It looks like a regular Opel (Saturn) Astra, but the car that’s pictured is completely different. This vehicle is Lotus Engineering’s first attempt at creating a hybrid vehicle, and represents the launch of a branch of the British firm dedicated to engineering and developing hybrid and electric vehicles.
Underneath its hood, Lotus Engineering has fitted a small 1.5-liter three-cylinder gasoline engine featuring a turbocharger that’s mated to a mild hybrid drivetrain system. The 12 kW electric motor adds power, but not at the cost of fuel economy, and because it isn’t a full hybrid system that allows the car to run on pure electrical power, it poses a price advantage.

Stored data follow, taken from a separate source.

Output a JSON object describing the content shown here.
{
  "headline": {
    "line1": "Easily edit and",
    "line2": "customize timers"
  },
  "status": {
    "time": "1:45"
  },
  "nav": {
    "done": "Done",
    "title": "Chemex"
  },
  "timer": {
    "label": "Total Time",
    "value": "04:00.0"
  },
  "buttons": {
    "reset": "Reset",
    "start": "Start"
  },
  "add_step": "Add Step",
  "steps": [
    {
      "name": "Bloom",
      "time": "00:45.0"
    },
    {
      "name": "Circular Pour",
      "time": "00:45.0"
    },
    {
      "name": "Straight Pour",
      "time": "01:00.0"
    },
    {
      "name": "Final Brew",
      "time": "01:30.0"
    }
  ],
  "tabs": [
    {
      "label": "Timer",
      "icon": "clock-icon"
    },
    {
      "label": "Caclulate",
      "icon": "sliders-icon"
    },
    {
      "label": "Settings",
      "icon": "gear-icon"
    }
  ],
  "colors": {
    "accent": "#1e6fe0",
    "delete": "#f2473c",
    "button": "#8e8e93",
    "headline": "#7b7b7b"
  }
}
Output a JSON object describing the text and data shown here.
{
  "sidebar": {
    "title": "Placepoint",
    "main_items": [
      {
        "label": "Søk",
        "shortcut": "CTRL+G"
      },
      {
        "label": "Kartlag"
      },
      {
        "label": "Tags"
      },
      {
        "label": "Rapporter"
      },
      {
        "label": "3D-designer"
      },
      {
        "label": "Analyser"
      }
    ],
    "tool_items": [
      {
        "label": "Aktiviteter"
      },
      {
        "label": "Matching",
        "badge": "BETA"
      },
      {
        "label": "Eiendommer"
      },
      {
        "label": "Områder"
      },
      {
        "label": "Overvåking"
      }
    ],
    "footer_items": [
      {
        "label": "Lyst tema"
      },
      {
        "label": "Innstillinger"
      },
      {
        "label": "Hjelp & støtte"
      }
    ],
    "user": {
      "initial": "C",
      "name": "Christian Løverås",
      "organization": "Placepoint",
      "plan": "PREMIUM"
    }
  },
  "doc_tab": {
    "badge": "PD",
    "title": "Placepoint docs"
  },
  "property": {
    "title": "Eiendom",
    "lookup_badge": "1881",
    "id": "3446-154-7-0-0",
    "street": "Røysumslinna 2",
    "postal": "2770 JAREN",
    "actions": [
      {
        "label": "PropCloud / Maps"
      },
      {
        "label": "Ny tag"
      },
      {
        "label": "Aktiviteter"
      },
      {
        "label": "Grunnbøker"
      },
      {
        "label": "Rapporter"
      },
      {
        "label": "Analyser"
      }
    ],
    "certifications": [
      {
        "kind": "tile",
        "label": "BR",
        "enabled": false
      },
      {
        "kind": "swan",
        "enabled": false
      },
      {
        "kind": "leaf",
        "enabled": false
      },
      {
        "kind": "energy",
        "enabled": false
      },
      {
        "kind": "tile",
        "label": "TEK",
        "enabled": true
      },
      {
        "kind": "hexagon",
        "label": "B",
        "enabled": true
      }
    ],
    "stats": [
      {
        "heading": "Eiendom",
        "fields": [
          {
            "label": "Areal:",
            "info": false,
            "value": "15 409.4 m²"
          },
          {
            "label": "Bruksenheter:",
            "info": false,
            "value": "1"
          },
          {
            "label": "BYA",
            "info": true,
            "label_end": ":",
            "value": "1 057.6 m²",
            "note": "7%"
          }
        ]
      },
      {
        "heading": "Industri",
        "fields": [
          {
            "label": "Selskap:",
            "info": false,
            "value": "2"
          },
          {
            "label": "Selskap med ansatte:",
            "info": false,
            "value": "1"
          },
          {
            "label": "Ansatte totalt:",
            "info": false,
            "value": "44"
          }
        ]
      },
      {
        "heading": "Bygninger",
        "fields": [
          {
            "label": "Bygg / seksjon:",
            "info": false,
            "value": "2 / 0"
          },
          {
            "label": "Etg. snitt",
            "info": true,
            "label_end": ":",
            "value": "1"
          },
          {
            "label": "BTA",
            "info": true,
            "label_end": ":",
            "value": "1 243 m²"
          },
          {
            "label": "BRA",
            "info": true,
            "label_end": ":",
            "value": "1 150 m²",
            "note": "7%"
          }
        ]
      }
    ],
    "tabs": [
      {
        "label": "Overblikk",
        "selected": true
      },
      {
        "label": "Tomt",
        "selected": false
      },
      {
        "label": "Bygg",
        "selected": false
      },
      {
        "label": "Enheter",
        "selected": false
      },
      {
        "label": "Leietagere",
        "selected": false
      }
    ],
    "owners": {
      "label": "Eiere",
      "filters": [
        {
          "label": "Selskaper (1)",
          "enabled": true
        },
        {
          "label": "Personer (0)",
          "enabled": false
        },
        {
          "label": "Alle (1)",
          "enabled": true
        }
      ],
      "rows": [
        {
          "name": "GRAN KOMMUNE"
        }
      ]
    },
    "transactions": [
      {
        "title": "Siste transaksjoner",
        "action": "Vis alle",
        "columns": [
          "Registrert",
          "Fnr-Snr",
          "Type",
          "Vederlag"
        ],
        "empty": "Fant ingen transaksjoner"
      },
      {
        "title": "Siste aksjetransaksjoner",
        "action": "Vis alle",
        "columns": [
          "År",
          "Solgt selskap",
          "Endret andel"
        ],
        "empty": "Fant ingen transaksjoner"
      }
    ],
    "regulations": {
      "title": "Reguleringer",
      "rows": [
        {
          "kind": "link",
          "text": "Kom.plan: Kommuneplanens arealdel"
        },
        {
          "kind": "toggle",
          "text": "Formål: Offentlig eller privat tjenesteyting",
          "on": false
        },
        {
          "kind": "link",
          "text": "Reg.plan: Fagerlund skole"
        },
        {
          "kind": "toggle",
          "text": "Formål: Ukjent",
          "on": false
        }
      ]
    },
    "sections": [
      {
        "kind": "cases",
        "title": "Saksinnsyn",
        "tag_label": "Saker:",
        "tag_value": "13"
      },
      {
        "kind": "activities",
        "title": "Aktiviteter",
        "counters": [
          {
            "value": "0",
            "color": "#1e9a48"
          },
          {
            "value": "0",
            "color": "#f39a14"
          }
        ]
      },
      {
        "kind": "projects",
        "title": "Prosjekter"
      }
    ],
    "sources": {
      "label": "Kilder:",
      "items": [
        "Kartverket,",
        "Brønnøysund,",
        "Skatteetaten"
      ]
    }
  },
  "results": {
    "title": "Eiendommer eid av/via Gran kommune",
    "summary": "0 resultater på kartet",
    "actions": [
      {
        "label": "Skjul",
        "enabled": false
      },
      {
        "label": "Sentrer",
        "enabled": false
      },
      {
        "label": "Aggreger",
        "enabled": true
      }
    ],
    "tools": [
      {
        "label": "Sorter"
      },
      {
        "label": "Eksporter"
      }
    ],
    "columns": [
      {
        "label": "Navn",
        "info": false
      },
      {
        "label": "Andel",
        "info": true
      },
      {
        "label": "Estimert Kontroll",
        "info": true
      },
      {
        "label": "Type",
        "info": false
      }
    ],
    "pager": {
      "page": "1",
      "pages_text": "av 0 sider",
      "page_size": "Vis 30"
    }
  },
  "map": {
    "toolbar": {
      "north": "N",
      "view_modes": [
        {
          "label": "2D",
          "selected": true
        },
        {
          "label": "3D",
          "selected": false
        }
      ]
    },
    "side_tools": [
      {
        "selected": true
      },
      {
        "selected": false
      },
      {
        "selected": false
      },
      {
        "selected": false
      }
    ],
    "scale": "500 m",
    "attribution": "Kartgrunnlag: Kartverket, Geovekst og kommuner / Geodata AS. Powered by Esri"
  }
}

Lotus has also taken a load off of the main engine by switching over the water pump and the fuel pump to items that are purely electrical, a change that benefits the car with 2-percent improved fuel economy.
As importantly, the new power plant puts out greater performance than most entry-level gasoline engines on the market today, at 158 horsepower and 177 lb-ft of torque. This also betters the performance offered by the 1.8-liter inline-four sold in the North American Astra. At the same time, the engine cuts back on fuel economy and emissions by a significant amount.
By swapping out the four cylinder for a three cylinder, Lotus has made the engine smaller, some 35-percent less complicated, but more importantly about 20-percent lighter.
Lotus Engineering proves a point that many automakers have shown in concepts; that downsizing for fuel economy can be done with giant gains in fuel economy and equally large reductions in emissions. We might see Lotus-derived powertrains soon too, as they’ve officially partnered up with US-based ZAP electric cars.